VMworld 2017 Breakout Session – Extreme Performance Series: vSphere Compute & Memory Schedulers

One of the longest blog post headings I have seen:)

After 30 min lunch break which meant I didn’t get lunch i attended the breakout session “Extreme Performance Series – vSphere Compute & Memory Schedulers SER2344” presented by Xunjia Lu who is a Staff Engineer.

!! Resources coasts money so we have to schedule them accordingly !!

This is one session I try to attend every year since some new stuff is always added and here are a few take aways I want to point out:

  • esxtop – %OVRLP and %SYS moved to %RUN in vSphere 6.5
  • Be aware of difference betqeen vm (group) and world (CPU) and specifically if looking at %RDY since the Group will shown an aggregate of all worlds RDY number meaning you can easily have over the critical 5% level when running large VMs.
  • VM configuration for vNUMA where you don’t have to put in any thoughts around the vSocket vs Cores per vSocket anymore.
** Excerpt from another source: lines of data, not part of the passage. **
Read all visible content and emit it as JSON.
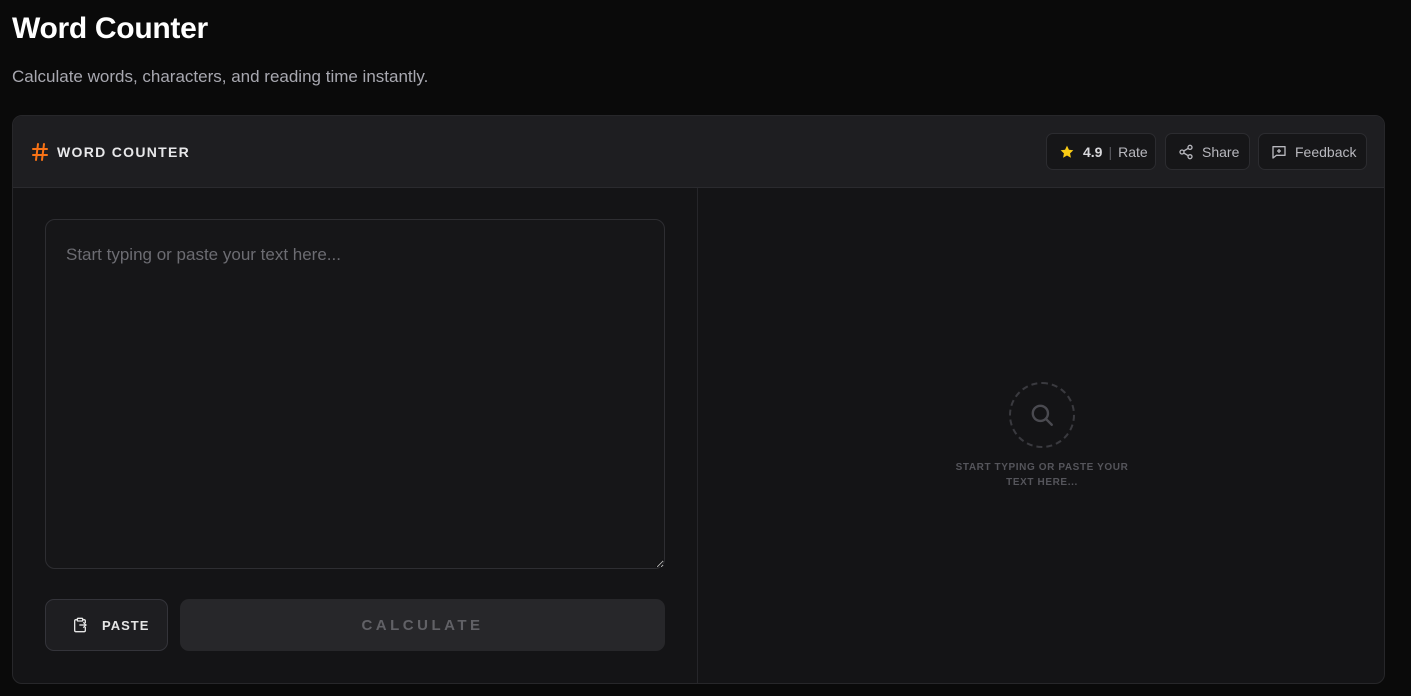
{
  "page": {
    "title": "Word Counter",
    "subtitle": "Calculate words, characters, and reading time instantly."
  },
  "card": {
    "title": "WORD COUNTER",
    "title_icon": "hash-icon",
    "accent_color": "#f97316"
  },
  "header_actions": {
    "rating": "4.9",
    "separator": "|",
    "rate_label": "Rate",
    "share_label": "Share",
    "feedback_label": "Feedback",
    "star_color": "#facc15"
  },
  "editor": {
    "value": "",
    "placeholder": "Start typing or paste your text here..."
  },
  "actions": {
    "paste_label": "PASTE",
    "calculate_label": "CALCULATE"
  },
  "results": {
    "empty_message": "START TYPING OR PASTE YOUR TEXT HERE...",
    "empty_icon": "search-icon"
  }
}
Just configure the number of vCPUs you need as the number of vSockets and use default Cores per vSocket meaning 1. vNUMA will figure out to most optimal virtual hardware layout for you meaning matching the underlying NUMA architecture.
  • Size vm based on cores and not available threads which includes hyperthreading

A short summary of the different session topics

CPU Scheduler

Goal are to ensure fairness (shares, reservations and limit) and provide high CPU utilisation together with high application throughput.

CPU Sheduler overview includes

  • When to run
    • Workload wakes up
    • Workload wait
    • Preemption
  • What to do
    • Put world (VM vCPU)  in ready queue with the least consumed CPU time.
  • Where
    • Balance across PCPUs
    • Preserve cache state
    • Avoid HT/LLC contention
    • Close to worlds that have frequent communication pattern

esxtop: %USED vs %RUN was explained. %RUN time is based on clock time meaning if vCPU runs for 1 second during 2 sec windows (min intervall in estop) you’ll see 50% %RUN and if it runs for 2 seconds you’ll see 100% %RUN.
%Used is trying to capture the amount of work and needs to take things like hyper threading and turbo mode into account. That’s why you can see e.g. 70% %USED while %RUN shows 100%.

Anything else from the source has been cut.